Tal como fizera em “Onibaba”, Kaneto Shindō volta a filmar um mundo onde (para além da sequência inicial, e alguns outros breves momentos) parece ser sempre noite. Nessa noite perene, são os bambus, que definem o cenário, com o leitmotiv do fumo (evocativo do incêndio que causou a morte das mulheres), que se torna por isso um pouco irreal. Percebemos que ao saírem da cidade, os personagens entram num conto de fadas. Essa importância do espaço é continuada na casa fantasma, que ora parece uma mansão, como logo de seguida se revela como um monte de cinzas ainda fumegantes. É como se o tempo ali não passasse, e se vivesse dentro de um sonho.

Com interpretações demasiado expressivas, como habitual no teatro tradicional japonês (note-se o uso da luz para destacar alternadamente espaços e personagens, como se estivéssemos no teatro), “Kuroneko” evidencia-se ainda pelas caracterizações, com o conhecido hikimayu (hábito em que as mulheres arrancavam as sobrancelhas, substituindo-as por duas linhas esborratada a meio da testa), e também pelos movimentos coreografados dos fantasmas, que cortam o ecrã em passos teatrais.

Com uma história de fantasmas, baseada no folclore do budismo e taoísmo tradicionais que imperavam no Japão feudal, Kaneto Shindō volta a espantar pela atmosfera onírica, grau de poesia e alguma alegoria quanto aos efeitos da guerra e diferenças de classes do Japão, numa altura em que se vivia ainda o trauma do pós-guerra e as consequências de uma reconstrução acelerada, entre o fascínio pelo futuro e o orgulho do passado.

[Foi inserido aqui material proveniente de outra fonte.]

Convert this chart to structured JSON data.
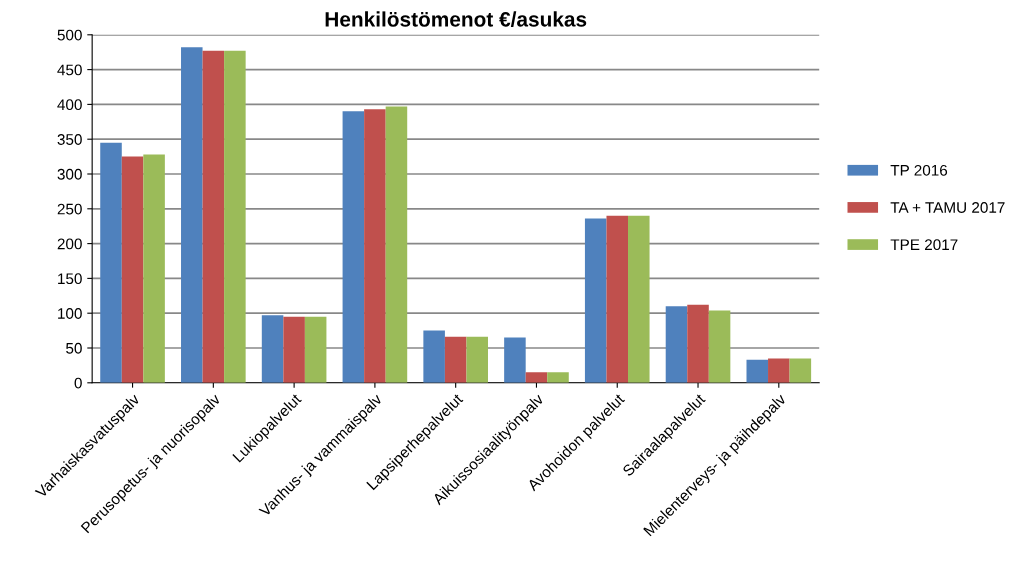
{
  "chart_data": {
    "type": "bar",
    "title": "Henkilöstömenot €/asukas",
    "categories": [
      "Varhaiskasvatuspalv",
      "Perusopetus- ja nuorisopalv",
      "Lukiopalvelut",
      "Vanhus- ja vammaispalv",
      "Lapsiperhepalvelut",
      "Aikuissosiaalityönpalv",
      "Avohoidon palvelut",
      "Sairaalapalvelut",
      "Mielenterveys- ja päihdepalv"
    ],
    "series": [
      {
        "name": "TP 2016",
        "color": "#4f81bd",
        "values": [
          345,
          482,
          97,
          390,
          75,
          65,
          236,
          110,
          33
        ]
      },
      {
        "name": "TA + TAMU 2017",
        "color": "#c0504d",
        "values": [
          325,
          477,
          95,
          393,
          66,
          15,
          240,
          112,
          35
        ]
      },
      {
        "name": "TPE 2017",
        "color": "#9bbb59",
        "values": [
          328,
          477,
          95,
          397,
          66,
          15,
          240,
          104,
          35
        ]
      }
    ],
    "ylim": [
      0,
      500
    ],
    "yticks": [
      0,
      50,
      100,
      150,
      200,
      250,
      300,
      350,
      400,
      450,
      500
    ],
    "grid": "y",
    "legend": "right"
  }
}
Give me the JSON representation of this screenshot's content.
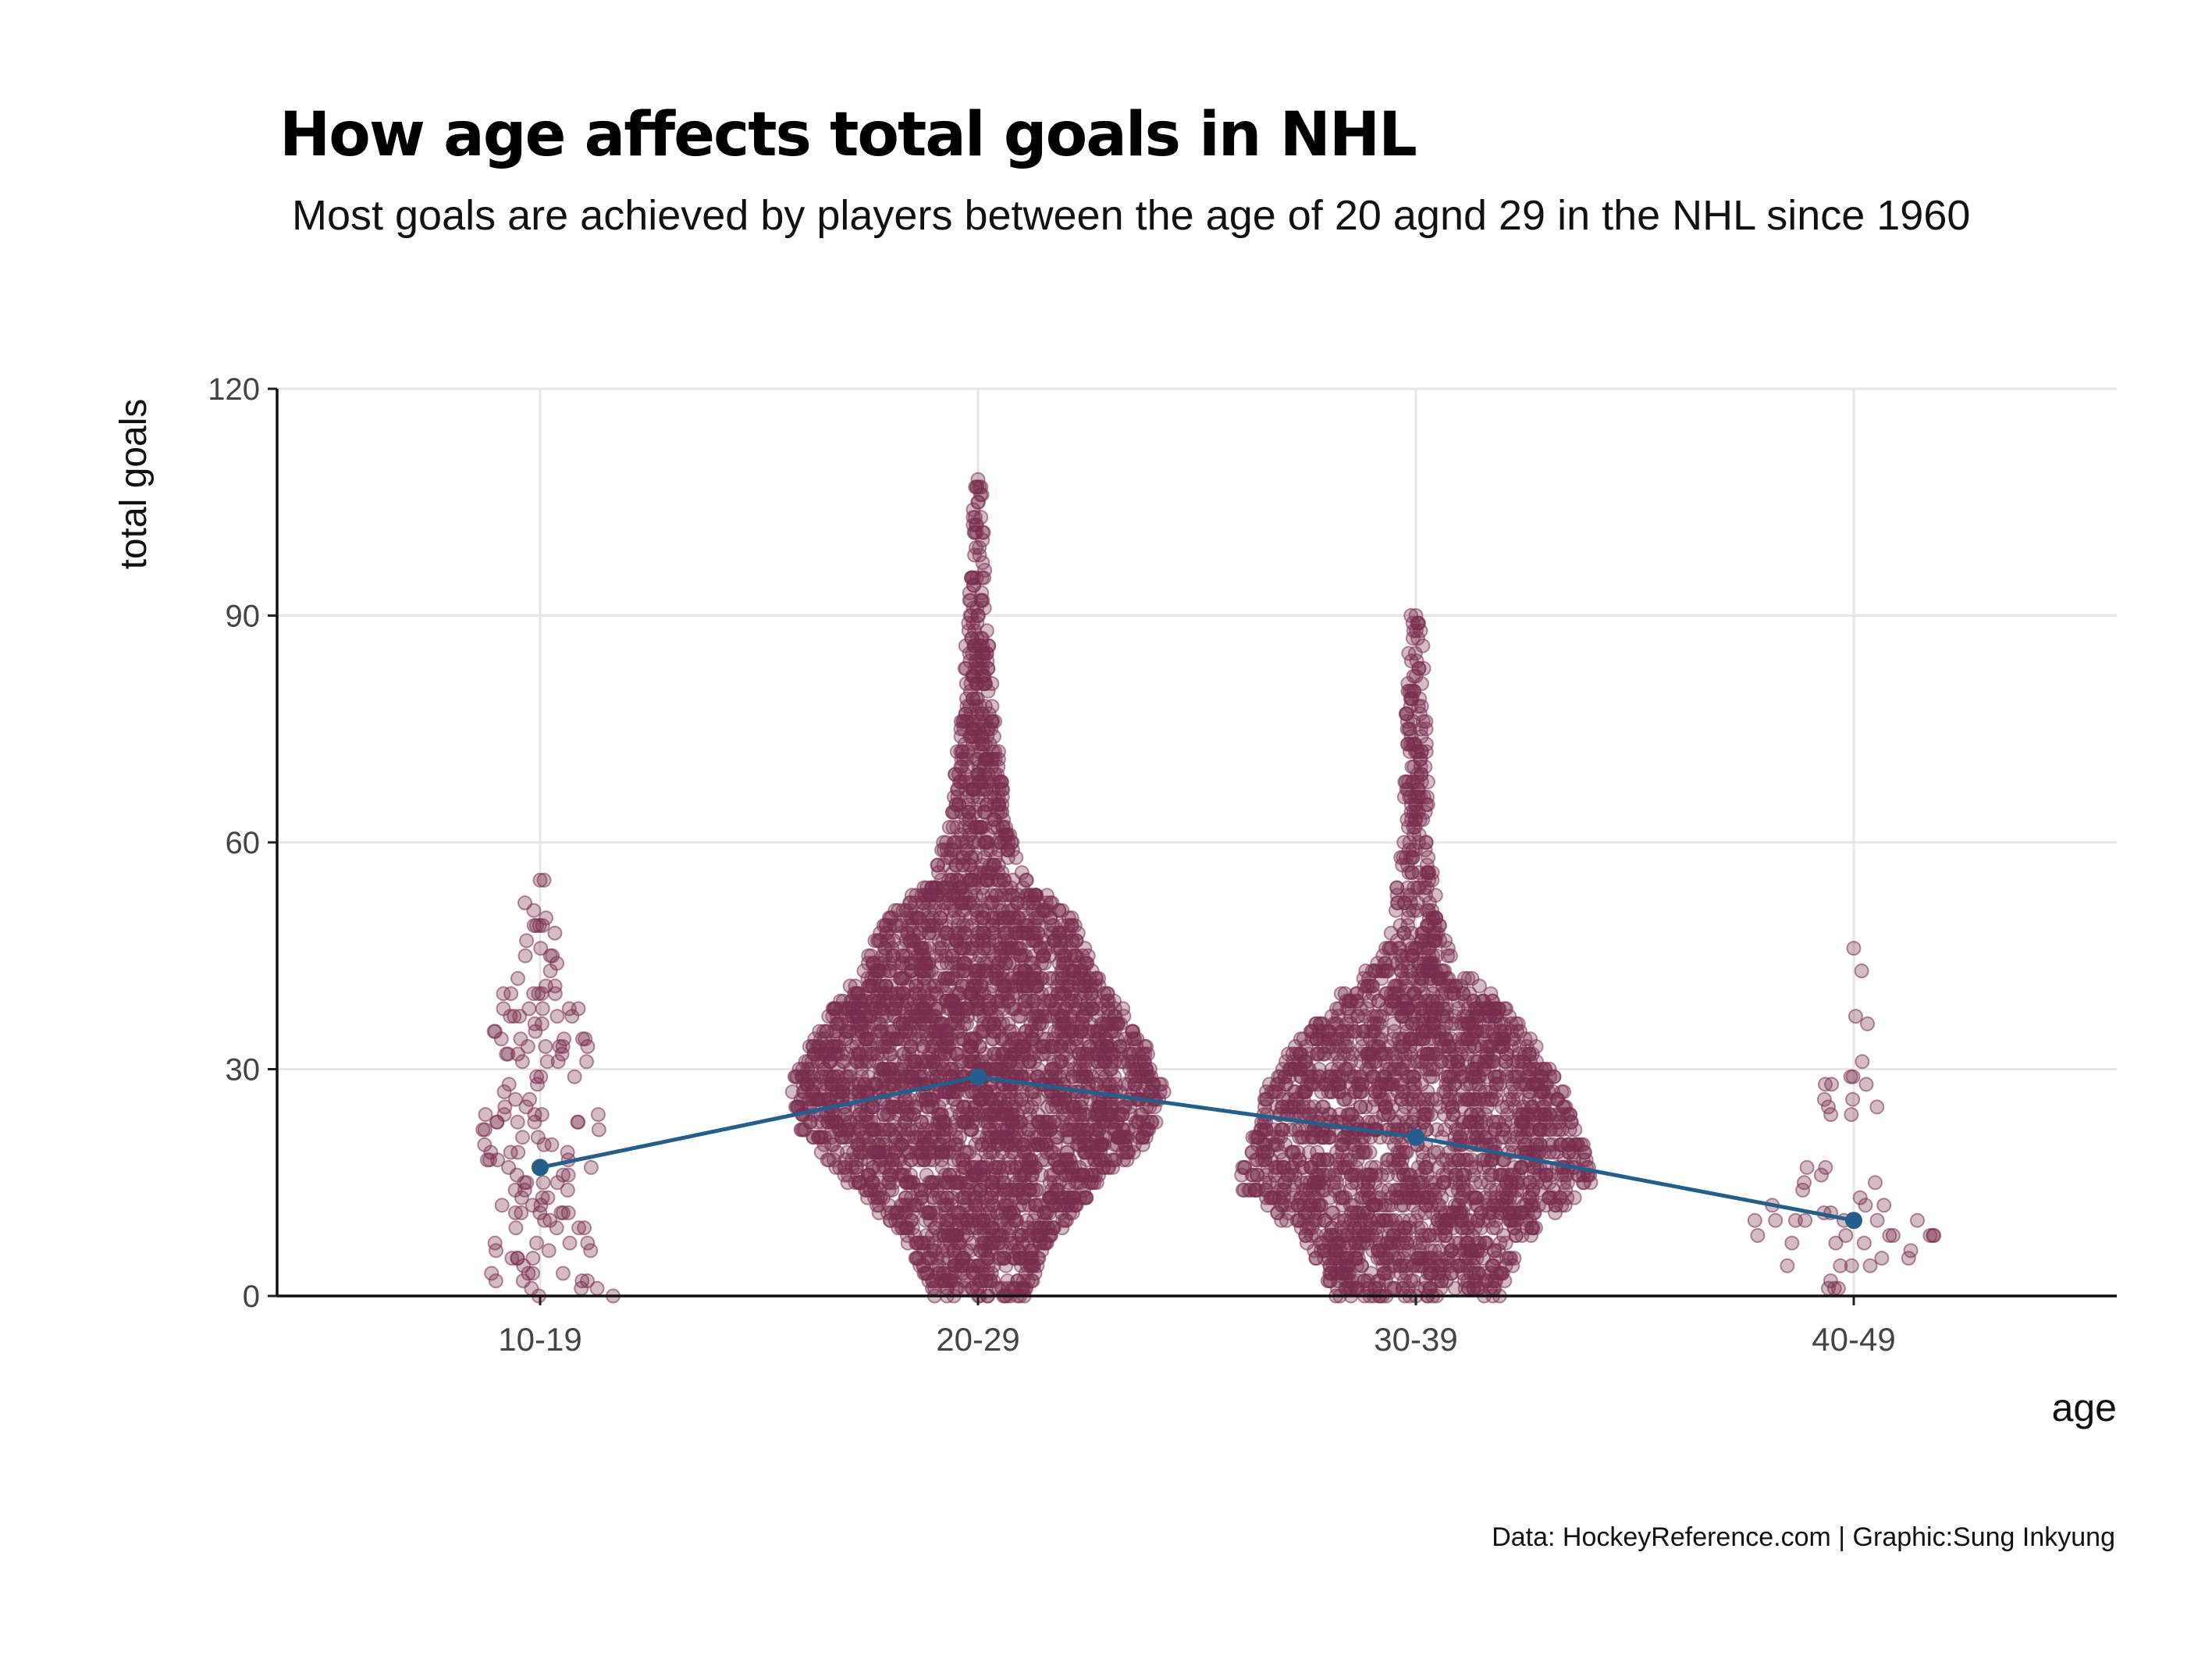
{
  "chart_data": {
    "type": "scatter",
    "title": "How age affects total goals in NHL",
    "subtitle": "Most goals are achieved by players between the age of 20 agnd 29 in the NHL since 1960",
    "caption": "Data: HockeyReference.com | Graphic:Sung Inkyung",
    "xlabel": "age",
    "ylabel": "total goals",
    "categories": [
      "10-19",
      "20-29",
      "30-39",
      "40-49"
    ],
    "ylim": [
      0,
      120
    ],
    "yticks": [
      0,
      30,
      60,
      90,
      120
    ],
    "grid": true,
    "point_color": "#7a2e4f",
    "line_color": "#255e8a",
    "swarm_profiles": [
      {
        "category": "10-19",
        "count": 150,
        "max": 55,
        "profile": [
          [
            0,
            5
          ],
          [
            3,
            3
          ],
          [
            10,
            2.5
          ],
          [
            20,
            3.5
          ],
          [
            30,
            3
          ],
          [
            40,
            2
          ],
          [
            45,
            1
          ],
          [
            51,
            1
          ],
          [
            55,
            0.4
          ]
        ]
      },
      {
        "category": "20-29",
        "count": 3600,
        "max": 108,
        "profile": [
          [
            0,
            2.5
          ],
          [
            8,
            4
          ],
          [
            15,
            7
          ],
          [
            22,
            9.5
          ],
          [
            28,
            10
          ],
          [
            35,
            8.5
          ],
          [
            42,
            6.5
          ],
          [
            50,
            5
          ],
          [
            55,
            2.5
          ],
          [
            62,
            1.6
          ],
          [
            70,
            1.2
          ],
          [
            80,
            0.8
          ],
          [
            88,
            0.6
          ],
          [
            94,
            0.4
          ],
          [
            108,
            0.2
          ]
        ]
      },
      {
        "category": "30-39",
        "count": 2400,
        "max": 90,
        "profile": [
          [
            0,
            4.5
          ],
          [
            8,
            6
          ],
          [
            15,
            9.5
          ],
          [
            20,
            9
          ],
          [
            27,
            8
          ],
          [
            33,
            6.5
          ],
          [
            40,
            4
          ],
          [
            45,
            1.8
          ],
          [
            50,
            1.2
          ],
          [
            60,
            0.8
          ],
          [
            70,
            0.6
          ],
          [
            80,
            0.5
          ],
          [
            90,
            0.3
          ]
        ]
      },
      {
        "category": "40-49",
        "count": 55,
        "max": 46,
        "profile": [
          [
            0,
            2
          ],
          [
            6,
            5
          ],
          [
            10,
            5.5
          ],
          [
            15,
            3.5
          ],
          [
            20,
            2
          ],
          [
            26,
            2
          ],
          [
            32,
            1
          ],
          [
            40,
            0.6
          ],
          [
            46,
            0.3
          ]
        ]
      }
    ],
    "series": [
      {
        "type": "line",
        "values": [
          17,
          29,
          21,
          10
        ]
      }
    ]
  }
}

Nobuko Otowa em "Kuroneko" (Yabu no naka no kuroneko, 1968) de Kaneto Shindō

Produção:

Título original: Yabu no naka no kuroneko; Produção: Toho Company; País: Japão; Ano: 1968; Duração: 94 minutos; Distribuição: Toho Company; Estreia: 24 de Fevereiro de 1968 (Japão).

Equipa técnica:

Realização: Kaneto Shindō; Produção: Nobuyo Horiba, Kazuo Kuwahara, Setsuo Noto; Argumento: Kaneto Shindō; Música: Hikaru Hayashi; Fotografia: Norimichi Igawa, Kiyomi Kuroda [preto e branco]; Montagem: Hisao Enoki; Direcção Artística: Takashi Marumo; Cenários: Toshiharu Takazu; Figurinos: Yoshio Ueno; Caracterização: Shigeo Kobayashi; Direcção de Produção: Mihoko Yoshino.

Elenco:

Kichiemon Nakamura (Gintoki), Nobuko Otowa (Yone, A Mãe), Kei Sato (Raiko, Chefe dos Samurais), Rokkô Toura (Um Samurai), Kiwako Taichi (Shige, A Nora), Taiji Tonoyama (Agricultor), Hideo Kanze (Mikado).